Weight said:
1. If the bottle vents while laying on it's side, bad news. 2. You can never have a pool of liquid propane. It evaporates into a gaseous state and a spark will be your end.
1. bottles should ONLY be used, carried and stored in the position(s) they are designed for. For ALL tanks designed for portable consumer use, that means upright at ALL times while in an enclosed area.
If the over-pressure relief valve intake / dip tube is submerged in liquid when it opens, HUGE volumes of expanding gas will result and catastrophe is VERY likely.
Forklift tanks are horizontal, the holder bracket keyed to a specific orientation for just that reason.

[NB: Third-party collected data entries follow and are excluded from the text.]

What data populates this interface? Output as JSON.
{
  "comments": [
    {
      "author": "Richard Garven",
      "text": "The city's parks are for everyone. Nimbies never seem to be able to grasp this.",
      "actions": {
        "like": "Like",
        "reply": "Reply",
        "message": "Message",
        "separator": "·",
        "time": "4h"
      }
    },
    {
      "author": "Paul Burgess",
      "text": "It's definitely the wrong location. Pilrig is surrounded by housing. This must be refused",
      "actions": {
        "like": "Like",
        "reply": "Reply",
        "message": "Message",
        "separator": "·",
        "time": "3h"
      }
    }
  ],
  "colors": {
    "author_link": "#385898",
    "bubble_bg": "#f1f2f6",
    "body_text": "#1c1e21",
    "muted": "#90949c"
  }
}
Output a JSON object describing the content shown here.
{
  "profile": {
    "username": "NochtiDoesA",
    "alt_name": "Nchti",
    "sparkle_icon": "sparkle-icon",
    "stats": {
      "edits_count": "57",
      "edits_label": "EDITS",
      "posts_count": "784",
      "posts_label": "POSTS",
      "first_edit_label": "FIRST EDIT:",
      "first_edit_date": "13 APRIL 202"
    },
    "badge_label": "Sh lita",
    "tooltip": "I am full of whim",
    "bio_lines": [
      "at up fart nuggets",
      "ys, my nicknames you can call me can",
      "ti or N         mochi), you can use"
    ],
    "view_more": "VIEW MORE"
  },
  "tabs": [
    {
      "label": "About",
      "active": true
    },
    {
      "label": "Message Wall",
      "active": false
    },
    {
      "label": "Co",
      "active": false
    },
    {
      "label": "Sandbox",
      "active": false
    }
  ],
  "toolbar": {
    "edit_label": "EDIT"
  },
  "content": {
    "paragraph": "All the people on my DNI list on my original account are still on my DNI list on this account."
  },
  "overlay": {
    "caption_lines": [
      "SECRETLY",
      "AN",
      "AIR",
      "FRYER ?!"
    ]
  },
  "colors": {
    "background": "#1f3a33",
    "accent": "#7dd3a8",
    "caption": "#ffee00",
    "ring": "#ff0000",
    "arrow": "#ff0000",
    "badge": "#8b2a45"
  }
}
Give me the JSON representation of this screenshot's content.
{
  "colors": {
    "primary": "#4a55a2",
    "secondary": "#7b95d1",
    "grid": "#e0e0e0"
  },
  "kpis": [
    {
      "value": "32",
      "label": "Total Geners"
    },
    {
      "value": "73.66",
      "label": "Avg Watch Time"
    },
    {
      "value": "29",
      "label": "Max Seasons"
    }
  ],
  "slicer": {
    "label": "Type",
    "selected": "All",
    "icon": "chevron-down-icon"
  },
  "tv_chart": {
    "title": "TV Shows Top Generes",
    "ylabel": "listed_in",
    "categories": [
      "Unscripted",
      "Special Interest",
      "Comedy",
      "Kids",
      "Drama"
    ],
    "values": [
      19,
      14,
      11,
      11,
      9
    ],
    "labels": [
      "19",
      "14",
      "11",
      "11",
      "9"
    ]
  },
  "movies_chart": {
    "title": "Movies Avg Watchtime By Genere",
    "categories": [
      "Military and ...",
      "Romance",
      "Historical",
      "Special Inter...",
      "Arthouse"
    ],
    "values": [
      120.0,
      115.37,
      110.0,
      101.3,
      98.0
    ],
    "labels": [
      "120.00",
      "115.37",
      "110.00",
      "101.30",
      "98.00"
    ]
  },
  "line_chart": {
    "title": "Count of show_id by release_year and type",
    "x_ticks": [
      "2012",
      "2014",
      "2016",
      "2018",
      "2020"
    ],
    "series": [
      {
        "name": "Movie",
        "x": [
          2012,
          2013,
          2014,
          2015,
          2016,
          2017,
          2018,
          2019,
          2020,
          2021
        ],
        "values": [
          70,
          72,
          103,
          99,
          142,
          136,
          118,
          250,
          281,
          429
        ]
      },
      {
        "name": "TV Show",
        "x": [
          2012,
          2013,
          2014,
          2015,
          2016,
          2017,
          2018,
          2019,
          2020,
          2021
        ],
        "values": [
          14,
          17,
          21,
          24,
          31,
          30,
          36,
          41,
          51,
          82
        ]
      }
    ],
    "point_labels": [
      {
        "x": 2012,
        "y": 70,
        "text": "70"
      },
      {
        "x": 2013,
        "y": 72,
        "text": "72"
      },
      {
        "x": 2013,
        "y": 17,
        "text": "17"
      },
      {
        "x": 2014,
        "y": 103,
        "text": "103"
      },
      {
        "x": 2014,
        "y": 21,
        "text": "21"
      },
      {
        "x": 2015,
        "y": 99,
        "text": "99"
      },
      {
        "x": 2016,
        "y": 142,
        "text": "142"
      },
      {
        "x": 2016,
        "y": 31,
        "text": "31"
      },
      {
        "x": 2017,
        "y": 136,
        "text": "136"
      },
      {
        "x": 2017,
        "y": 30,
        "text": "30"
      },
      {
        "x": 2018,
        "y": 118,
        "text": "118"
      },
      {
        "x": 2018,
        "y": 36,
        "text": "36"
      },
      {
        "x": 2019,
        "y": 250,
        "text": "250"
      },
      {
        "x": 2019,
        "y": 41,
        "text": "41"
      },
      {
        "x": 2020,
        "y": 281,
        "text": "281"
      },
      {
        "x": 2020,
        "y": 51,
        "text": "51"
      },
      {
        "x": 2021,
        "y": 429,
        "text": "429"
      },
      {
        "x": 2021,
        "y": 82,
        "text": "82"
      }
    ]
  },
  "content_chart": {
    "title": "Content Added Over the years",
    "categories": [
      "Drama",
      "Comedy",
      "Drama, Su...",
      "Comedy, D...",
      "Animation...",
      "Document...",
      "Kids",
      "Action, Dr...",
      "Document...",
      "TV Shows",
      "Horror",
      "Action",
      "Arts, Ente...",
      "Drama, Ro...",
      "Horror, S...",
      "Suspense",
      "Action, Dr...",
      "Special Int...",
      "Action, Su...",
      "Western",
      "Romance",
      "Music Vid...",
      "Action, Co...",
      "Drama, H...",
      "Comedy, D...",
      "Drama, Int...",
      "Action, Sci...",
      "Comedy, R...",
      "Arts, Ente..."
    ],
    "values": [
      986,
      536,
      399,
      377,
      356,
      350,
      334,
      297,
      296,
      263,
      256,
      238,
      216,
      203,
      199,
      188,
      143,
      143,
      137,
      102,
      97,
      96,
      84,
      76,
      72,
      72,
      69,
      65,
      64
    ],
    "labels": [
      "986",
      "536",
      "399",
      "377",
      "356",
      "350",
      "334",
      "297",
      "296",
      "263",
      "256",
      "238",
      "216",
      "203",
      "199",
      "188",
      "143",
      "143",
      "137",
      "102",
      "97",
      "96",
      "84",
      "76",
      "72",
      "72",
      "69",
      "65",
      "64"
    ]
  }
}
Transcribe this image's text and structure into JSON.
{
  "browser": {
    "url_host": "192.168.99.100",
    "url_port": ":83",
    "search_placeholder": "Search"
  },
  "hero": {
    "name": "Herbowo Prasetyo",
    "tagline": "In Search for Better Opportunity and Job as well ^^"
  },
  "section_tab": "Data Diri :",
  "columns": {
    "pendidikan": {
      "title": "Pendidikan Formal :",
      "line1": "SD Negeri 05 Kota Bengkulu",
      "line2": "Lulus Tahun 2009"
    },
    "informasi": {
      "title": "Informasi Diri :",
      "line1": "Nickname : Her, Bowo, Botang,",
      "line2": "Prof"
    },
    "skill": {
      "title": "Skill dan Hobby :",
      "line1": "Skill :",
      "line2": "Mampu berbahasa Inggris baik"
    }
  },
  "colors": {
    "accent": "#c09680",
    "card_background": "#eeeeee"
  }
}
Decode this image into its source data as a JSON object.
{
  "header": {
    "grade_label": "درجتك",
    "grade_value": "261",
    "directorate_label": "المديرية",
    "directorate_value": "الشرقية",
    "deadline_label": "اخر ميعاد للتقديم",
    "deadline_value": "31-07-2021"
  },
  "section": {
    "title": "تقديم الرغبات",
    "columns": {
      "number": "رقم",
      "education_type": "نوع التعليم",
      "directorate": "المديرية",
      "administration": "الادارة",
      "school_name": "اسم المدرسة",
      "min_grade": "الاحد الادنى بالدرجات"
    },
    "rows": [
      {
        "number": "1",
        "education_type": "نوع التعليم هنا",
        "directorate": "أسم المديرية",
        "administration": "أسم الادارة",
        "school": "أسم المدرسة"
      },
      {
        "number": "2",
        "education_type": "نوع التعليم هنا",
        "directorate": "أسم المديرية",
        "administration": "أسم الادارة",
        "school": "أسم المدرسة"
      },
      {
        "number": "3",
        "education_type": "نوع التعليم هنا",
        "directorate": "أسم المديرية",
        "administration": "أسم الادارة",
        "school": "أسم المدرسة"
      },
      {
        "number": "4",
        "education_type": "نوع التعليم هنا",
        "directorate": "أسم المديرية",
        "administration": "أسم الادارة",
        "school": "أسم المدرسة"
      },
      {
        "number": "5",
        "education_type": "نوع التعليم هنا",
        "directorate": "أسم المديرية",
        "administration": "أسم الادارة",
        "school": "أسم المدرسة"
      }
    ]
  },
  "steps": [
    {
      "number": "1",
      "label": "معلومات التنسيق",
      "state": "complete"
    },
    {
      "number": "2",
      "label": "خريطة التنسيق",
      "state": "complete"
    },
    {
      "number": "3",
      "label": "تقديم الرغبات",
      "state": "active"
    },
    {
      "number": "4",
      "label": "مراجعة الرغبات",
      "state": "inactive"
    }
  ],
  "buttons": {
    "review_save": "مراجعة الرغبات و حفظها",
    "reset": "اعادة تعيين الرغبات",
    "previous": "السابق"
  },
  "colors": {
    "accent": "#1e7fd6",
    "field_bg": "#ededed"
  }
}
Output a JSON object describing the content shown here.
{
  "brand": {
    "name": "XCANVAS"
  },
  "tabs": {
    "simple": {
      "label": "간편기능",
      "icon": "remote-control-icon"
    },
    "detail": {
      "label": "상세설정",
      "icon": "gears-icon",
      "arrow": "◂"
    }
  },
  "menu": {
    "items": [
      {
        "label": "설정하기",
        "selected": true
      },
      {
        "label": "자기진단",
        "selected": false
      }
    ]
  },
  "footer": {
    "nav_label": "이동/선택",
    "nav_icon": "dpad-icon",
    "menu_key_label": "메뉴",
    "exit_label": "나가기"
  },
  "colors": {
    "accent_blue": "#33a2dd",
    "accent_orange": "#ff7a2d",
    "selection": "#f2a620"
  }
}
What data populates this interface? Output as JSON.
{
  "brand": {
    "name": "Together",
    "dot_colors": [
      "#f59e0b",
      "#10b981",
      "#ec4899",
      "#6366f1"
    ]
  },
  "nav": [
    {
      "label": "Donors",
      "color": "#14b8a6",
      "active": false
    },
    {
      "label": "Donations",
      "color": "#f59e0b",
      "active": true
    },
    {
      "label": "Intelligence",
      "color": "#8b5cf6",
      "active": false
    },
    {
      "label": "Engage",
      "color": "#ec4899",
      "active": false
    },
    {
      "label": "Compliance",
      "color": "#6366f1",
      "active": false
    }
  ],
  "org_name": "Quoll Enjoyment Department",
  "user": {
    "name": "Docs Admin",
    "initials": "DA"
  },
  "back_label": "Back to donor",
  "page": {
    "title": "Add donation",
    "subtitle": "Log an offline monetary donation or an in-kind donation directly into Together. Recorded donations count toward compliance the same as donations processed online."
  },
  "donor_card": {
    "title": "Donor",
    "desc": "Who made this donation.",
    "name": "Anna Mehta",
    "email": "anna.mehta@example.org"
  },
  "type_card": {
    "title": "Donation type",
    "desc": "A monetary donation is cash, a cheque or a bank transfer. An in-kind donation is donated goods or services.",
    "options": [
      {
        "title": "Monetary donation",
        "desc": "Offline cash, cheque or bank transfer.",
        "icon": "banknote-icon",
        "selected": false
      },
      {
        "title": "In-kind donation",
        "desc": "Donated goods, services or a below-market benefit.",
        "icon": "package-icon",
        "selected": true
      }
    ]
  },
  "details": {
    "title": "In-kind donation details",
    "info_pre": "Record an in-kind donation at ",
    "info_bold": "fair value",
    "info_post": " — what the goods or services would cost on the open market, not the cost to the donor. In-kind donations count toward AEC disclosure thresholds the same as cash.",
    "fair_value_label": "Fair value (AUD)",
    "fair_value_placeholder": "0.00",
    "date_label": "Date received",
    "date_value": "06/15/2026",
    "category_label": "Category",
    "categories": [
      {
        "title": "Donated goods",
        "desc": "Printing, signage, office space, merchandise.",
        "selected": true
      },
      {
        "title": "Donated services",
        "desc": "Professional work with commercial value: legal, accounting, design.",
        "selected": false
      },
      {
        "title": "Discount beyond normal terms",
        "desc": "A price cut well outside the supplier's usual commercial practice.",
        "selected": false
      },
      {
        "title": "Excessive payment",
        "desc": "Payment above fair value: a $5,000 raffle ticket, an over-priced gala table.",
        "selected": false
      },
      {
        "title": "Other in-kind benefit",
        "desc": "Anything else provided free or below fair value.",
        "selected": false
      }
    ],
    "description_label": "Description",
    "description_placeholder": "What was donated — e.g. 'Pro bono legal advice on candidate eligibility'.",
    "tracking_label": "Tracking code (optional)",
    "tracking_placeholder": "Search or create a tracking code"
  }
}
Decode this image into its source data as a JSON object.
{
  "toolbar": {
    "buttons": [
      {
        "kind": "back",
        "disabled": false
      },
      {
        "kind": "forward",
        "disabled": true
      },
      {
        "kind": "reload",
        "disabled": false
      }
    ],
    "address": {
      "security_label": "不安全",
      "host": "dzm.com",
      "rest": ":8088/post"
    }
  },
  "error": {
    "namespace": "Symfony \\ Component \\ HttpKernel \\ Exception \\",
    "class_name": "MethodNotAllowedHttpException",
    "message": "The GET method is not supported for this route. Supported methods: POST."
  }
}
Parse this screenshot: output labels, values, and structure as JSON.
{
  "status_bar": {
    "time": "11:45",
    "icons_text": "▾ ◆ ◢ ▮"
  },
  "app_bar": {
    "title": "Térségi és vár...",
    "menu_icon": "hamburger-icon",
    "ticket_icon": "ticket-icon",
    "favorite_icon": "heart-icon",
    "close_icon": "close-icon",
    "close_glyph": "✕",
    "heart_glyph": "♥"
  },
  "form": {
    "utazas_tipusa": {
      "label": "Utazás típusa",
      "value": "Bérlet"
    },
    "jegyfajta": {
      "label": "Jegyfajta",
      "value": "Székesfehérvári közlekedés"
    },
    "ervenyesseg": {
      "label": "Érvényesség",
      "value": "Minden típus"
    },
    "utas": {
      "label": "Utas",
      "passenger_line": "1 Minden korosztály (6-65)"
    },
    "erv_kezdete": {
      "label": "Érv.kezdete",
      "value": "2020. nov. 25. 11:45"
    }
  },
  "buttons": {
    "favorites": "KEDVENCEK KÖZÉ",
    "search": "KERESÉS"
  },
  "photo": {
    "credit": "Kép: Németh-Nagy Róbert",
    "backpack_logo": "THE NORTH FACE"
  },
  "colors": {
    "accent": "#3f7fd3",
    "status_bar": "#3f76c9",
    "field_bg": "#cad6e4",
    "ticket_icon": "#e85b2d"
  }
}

Other industrial designs can be stored either way, but in use are specified only one way or the other.
But unless a qualified gas tech signs off on the setup, messing around departing from mainstream standards is unsafe and likely illegal, and forget insurance covering anything.
2. Propane as a gas is heavier than air, tanks inside the living space should (IMO must) be carried in a box sealed up wrt that space.
If the mandatory bottom vent opening to outside gets blocked, the gas does indeed quickly pools from the bottom up.
If no proper box, a tight living space will have that pool fill from the floor up.
People can and do "drown" from the oxygen being floated up above their head while sleeping even if no ignition.
I take many crazy risks in many areas of my life, but propane is not one of them.